2. A “scheduled building” is defined in Section 2(h) of the East Punjab Urban Rent Restriction Act as meaning “a residential building which is being used by a person engaged in one or more of the professions specified in the Schedule to this Act, partly for his business and partly for his residence”. It is impossible to hold on the language of the definition that the original purpose of the tenancy is decisive of the question whether it is a scheduled building. In terms it is enacted that a residential building will be deemed to be a scheduled building if it is used by a person engaged in one or more of the professions, partly for his business and partly for his residence. The building in the occupation of the tenant is undoubtedly residential and on the evidence it is partly used for his business.

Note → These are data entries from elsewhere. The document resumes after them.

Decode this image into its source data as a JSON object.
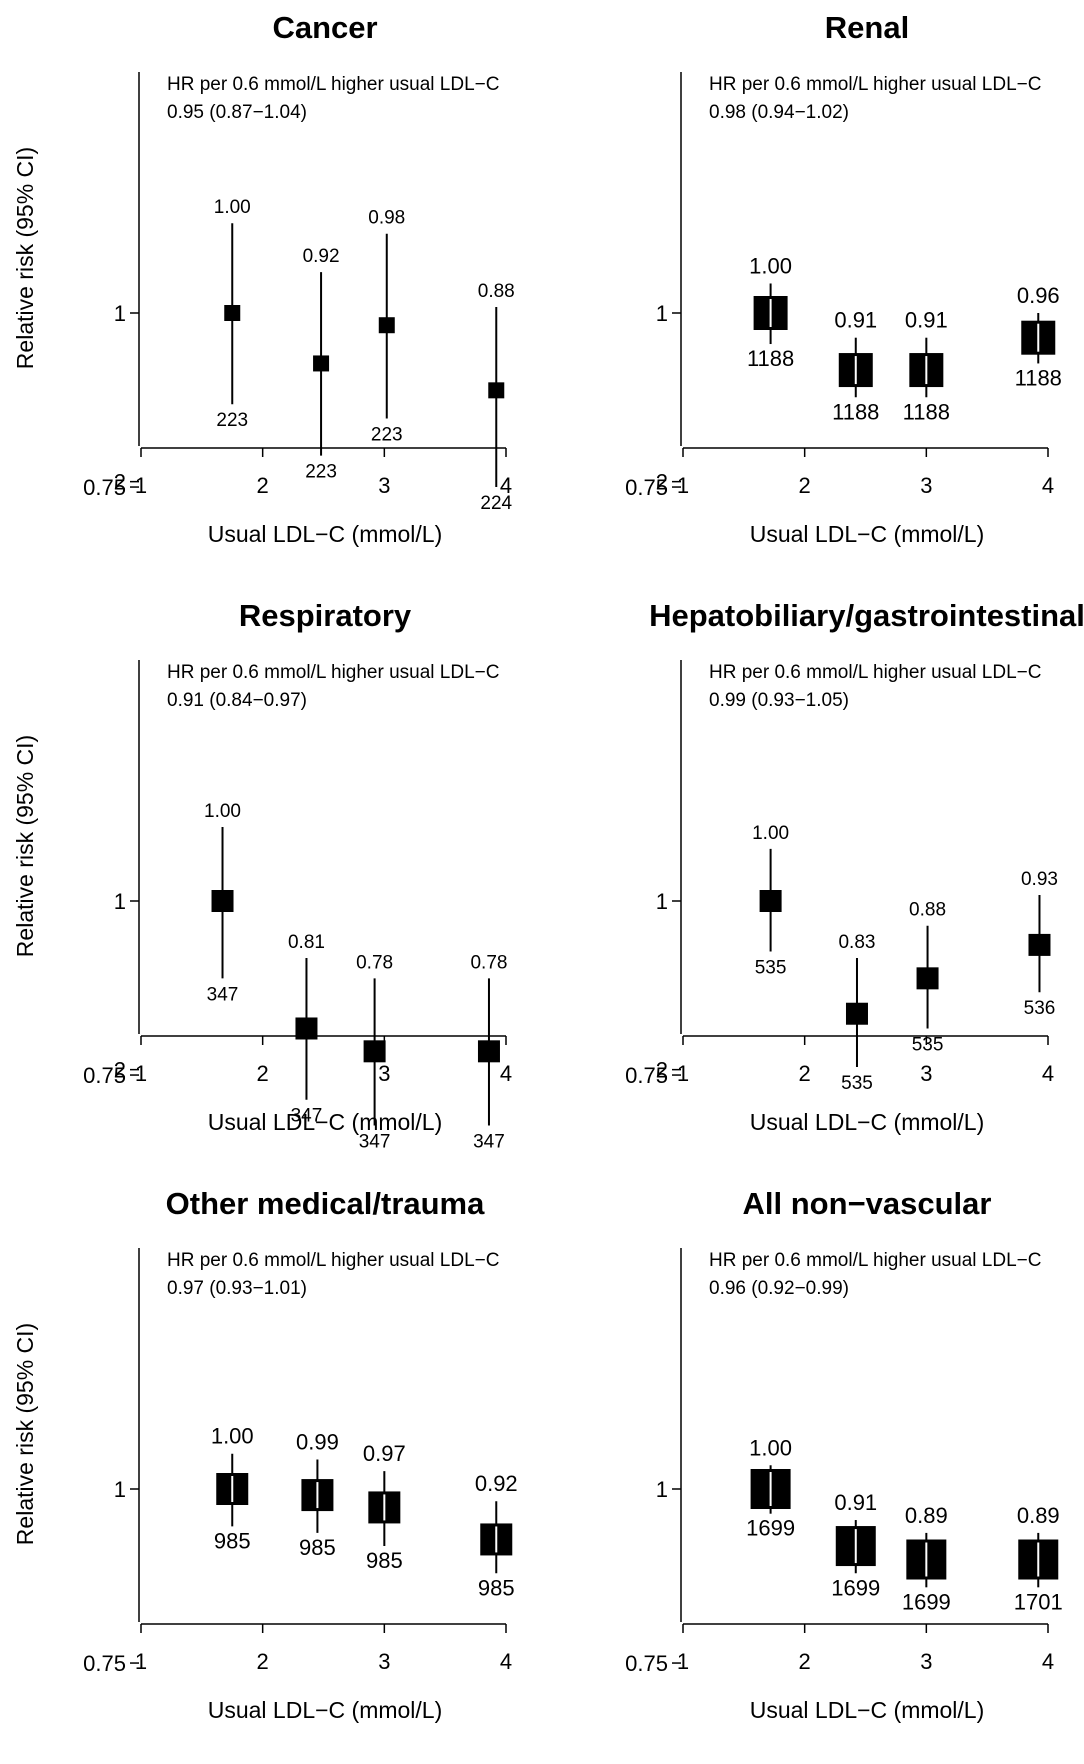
{
  "chart_data": [
    {
      "type": "scatter",
      "title": "Cancer",
      "hr_label": "HR per 0.6 mmol/L higher usual LDL−C",
      "hr_value": "0.95 (0.87−1.04)",
      "xlabel": "Usual LDL−C (mmol/L)",
      "ylabel": "Relative risk (95% CI)",
      "xlim": [
        1,
        4
      ],
      "ylim": [
        0.6,
        2.5
      ],
      "yscale": "log",
      "xticks": [
        "1",
        "2",
        "3",
        "4"
      ],
      "yticks": [
        {
          "value": 0.75,
          "label": "0.75"
        },
        {
          "value": 1,
          "label": "1"
        },
        {
          "value": 2,
          "label": "2"
        }
      ],
      "points": [
        {
          "x": 1.75,
          "rr": 1.0,
          "lo": 0.86,
          "hi": 1.16,
          "rr_label": "1.00",
          "n": "223",
          "size": "small"
        },
        {
          "x": 2.48,
          "rr": 0.92,
          "lo": 0.79,
          "hi": 1.07,
          "rr_label": "0.92",
          "n": "223",
          "size": "small"
        },
        {
          "x": 3.02,
          "rr": 0.98,
          "lo": 0.84,
          "hi": 1.14,
          "rr_label": "0.98",
          "n": "223",
          "size": "small"
        },
        {
          "x": 3.92,
          "rr": 0.88,
          "lo": 0.75,
          "hi": 1.01,
          "rr_label": "0.88",
          "n": "224",
          "size": "small"
        }
      ]
    },
    {
      "type": "scatter",
      "title": "Renal",
      "hr_label": "HR per 0.6 mmol/L higher usual LDL−C",
      "hr_value": "0.98 (0.94−1.02)",
      "xlabel": "Usual LDL−C (mmol/L)",
      "ylabel": "",
      "xlim": [
        1,
        4
      ],
      "ylim": [
        0.6,
        2.5
      ],
      "yscale": "log",
      "xticks": [
        "1",
        "2",
        "3",
        "4"
      ],
      "yticks": [
        {
          "value": 0.75,
          "label": "0.75"
        },
        {
          "value": 1,
          "label": "1"
        },
        {
          "value": 2,
          "label": "2"
        }
      ],
      "points": [
        {
          "x": 1.72,
          "rr": 1.0,
          "lo": 0.95,
          "hi": 1.05,
          "rr_label": "1.00",
          "n": "1188",
          "size": "large"
        },
        {
          "x": 2.42,
          "rr": 0.91,
          "lo": 0.87,
          "hi": 0.96,
          "rr_label": "0.91",
          "n": "1188",
          "size": "large"
        },
        {
          "x": 3.0,
          "rr": 0.91,
          "lo": 0.87,
          "hi": 0.96,
          "rr_label": "0.91",
          "n": "1188",
          "size": "large"
        },
        {
          "x": 3.92,
          "rr": 0.96,
          "lo": 0.92,
          "hi": 1.0,
          "rr_label": "0.96",
          "n": "1188",
          "size": "large"
        }
      ]
    },
    {
      "type": "scatter",
      "title": "Respiratory",
      "hr_label": "HR per 0.6 mmol/L higher usual LDL−C",
      "hr_value": "0.91 (0.84−0.97)",
      "xlabel": "Usual LDL−C (mmol/L)",
      "ylabel": "Relative risk (95% CI)",
      "xlim": [
        1,
        4
      ],
      "ylim": [
        0.6,
        2.5
      ],
      "yscale": "log",
      "xticks": [
        "1",
        "2",
        "3",
        "4"
      ],
      "yticks": [
        {
          "value": 0.75,
          "label": "0.75"
        },
        {
          "value": 1,
          "label": "1"
        },
        {
          "value": 2,
          "label": "2"
        }
      ],
      "points": [
        {
          "x": 1.67,
          "rr": 1.0,
          "lo": 0.88,
          "hi": 1.13,
          "rr_label": "1.00",
          "n": "347",
          "size": "medium"
        },
        {
          "x": 2.36,
          "rr": 0.81,
          "lo": 0.72,
          "hi": 0.91,
          "rr_label": "0.81",
          "n": "347",
          "size": "medium"
        },
        {
          "x": 2.92,
          "rr": 0.78,
          "lo": 0.69,
          "hi": 0.88,
          "rr_label": "0.78",
          "n": "347",
          "size": "medium"
        },
        {
          "x": 3.86,
          "rr": 0.78,
          "lo": 0.69,
          "hi": 0.88,
          "rr_label": "0.78",
          "n": "347",
          "size": "medium"
        }
      ]
    },
    {
      "type": "scatter",
      "title": "Hepatobiliary/gastrointestinal",
      "hr_label": "HR per 0.6 mmol/L higher usual LDL−C",
      "hr_value": "0.99 (0.93−1.05)",
      "xlabel": "Usual LDL−C (mmol/L)",
      "ylabel": "",
      "xlim": [
        1,
        4
      ],
      "ylim": [
        0.6,
        2.5
      ],
      "yscale": "log",
      "xticks": [
        "1",
        "2",
        "3",
        "4"
      ],
      "yticks": [
        {
          "value": 0.75,
          "label": "0.75"
        },
        {
          "value": 1,
          "label": "1"
        },
        {
          "value": 2,
          "label": "2"
        }
      ],
      "points": [
        {
          "x": 1.72,
          "rr": 1.0,
          "lo": 0.92,
          "hi": 1.09,
          "rr_label": "1.00",
          "n": "535",
          "size": "medium"
        },
        {
          "x": 2.43,
          "rr": 0.83,
          "lo": 0.76,
          "hi": 0.91,
          "rr_label": "0.83",
          "n": "535",
          "size": "medium"
        },
        {
          "x": 3.01,
          "rr": 0.88,
          "lo": 0.81,
          "hi": 0.96,
          "rr_label": "0.88",
          "n": "535",
          "size": "medium"
        },
        {
          "x": 3.93,
          "rr": 0.93,
          "lo": 0.86,
          "hi": 1.01,
          "rr_label": "0.93",
          "n": "536",
          "size": "medium"
        }
      ]
    },
    {
      "type": "scatter",
      "title": "Other medical/trauma",
      "hr_label": "HR per 0.6 mmol/L higher usual LDL−C",
      "hr_value": "0.97 (0.93−1.01)",
      "xlabel": "Usual LDL−C (mmol/L)",
      "ylabel": "Relative risk (95% CI)",
      "xlim": [
        1,
        4
      ],
      "ylim": [
        0.6,
        2.5
      ],
      "yscale": "log",
      "xticks": [
        "1",
        "2",
        "3",
        "4"
      ],
      "yticks": [
        {
          "value": 0.75,
          "label": "0.75"
        },
        {
          "value": 1,
          "label": "1"
        },
        {
          "value": 2,
          "label": "2"
        }
      ],
      "points": [
        {
          "x": 1.75,
          "rr": 1.0,
          "lo": 0.94,
          "hi": 1.06,
          "rr_label": "1.00",
          "n": "985",
          "size": "big"
        },
        {
          "x": 2.45,
          "rr": 0.99,
          "lo": 0.93,
          "hi": 1.05,
          "rr_label": "0.99",
          "n": "985",
          "size": "big"
        },
        {
          "x": 3.0,
          "rr": 0.97,
          "lo": 0.91,
          "hi": 1.03,
          "rr_label": "0.97",
          "n": "985",
          "size": "big"
        },
        {
          "x": 3.92,
          "rr": 0.92,
          "lo": 0.87,
          "hi": 0.98,
          "rr_label": "0.92",
          "n": "985",
          "size": "big"
        }
      ]
    },
    {
      "type": "scatter",
      "title": "All non−vascular",
      "hr_label": "HR per 0.6 mmol/L higher usual LDL−C",
      "hr_value": "0.96 (0.92−0.99)",
      "xlabel": "Usual LDL−C (mmol/L)",
      "ylabel": "",
      "xlim": [
        1,
        4
      ],
      "ylim": [
        0.6,
        2.5
      ],
      "yscale": "log",
      "xticks": [
        "1",
        "2",
        "3",
        "4"
      ],
      "yticks": [
        {
          "value": 0.75,
          "label": "0.75"
        },
        {
          "value": 1,
          "label": "1"
        },
        {
          "value": 2,
          "label": "2"
        }
      ],
      "points": [
        {
          "x": 1.72,
          "rr": 1.0,
          "lo": 0.96,
          "hi": 1.04,
          "rr_label": "1.00",
          "n": "1699",
          "size": "xlarge"
        },
        {
          "x": 2.42,
          "rr": 0.91,
          "lo": 0.87,
          "hi": 0.95,
          "rr_label": "0.91",
          "n": "1699",
          "size": "xlarge"
        },
        {
          "x": 3.0,
          "rr": 0.89,
          "lo": 0.85,
          "hi": 0.93,
          "rr_label": "0.89",
          "n": "1699",
          "size": "xlarge"
        },
        {
          "x": 3.92,
          "rr": 0.89,
          "lo": 0.85,
          "hi": 0.93,
          "rr_label": "0.89",
          "n": "1701",
          "size": "xlarge"
        }
      ]
    }
  ],
  "colors": {
    "marker": "#000000",
    "axis": "#000000",
    "ci_inside_marker": "#ffffff",
    "background": "#ffffff"
  }
}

3. Mr Mehta, appearing on behalf of the landlord, contended that the High Court has found that the user for business purposes was purely casual, and in determining whether the building let out to the appellant may be regarded as scheduled building such user must be ignored. But it must be pointed out that the Appellate Authority had clearly found that one of the rooms in the disputed premises was used by the appellant for his profession. He examined his patients in that part of the house and prescribed medicines for them. On the evidence it appears that even the members of the respondents' family were treated by the appellant in the portion set apart for his professional use. Granting that the portion in the house occupied by the appellant as a tenant of the respondent may not be as extensively used as dispensary as the one at Chaura Bazar, no inference may be raised as was sought to be done for the first time in the revision application before the High Court, that the “user was casual”. In our judgment the finding of the High Court that the user for professional purposes was casual cannot be sustained.
4. The appeal is allowed, the order passed by the High Court is set aside and the order passed by the Appellate Authority restored. There will be no order as to costs throughout.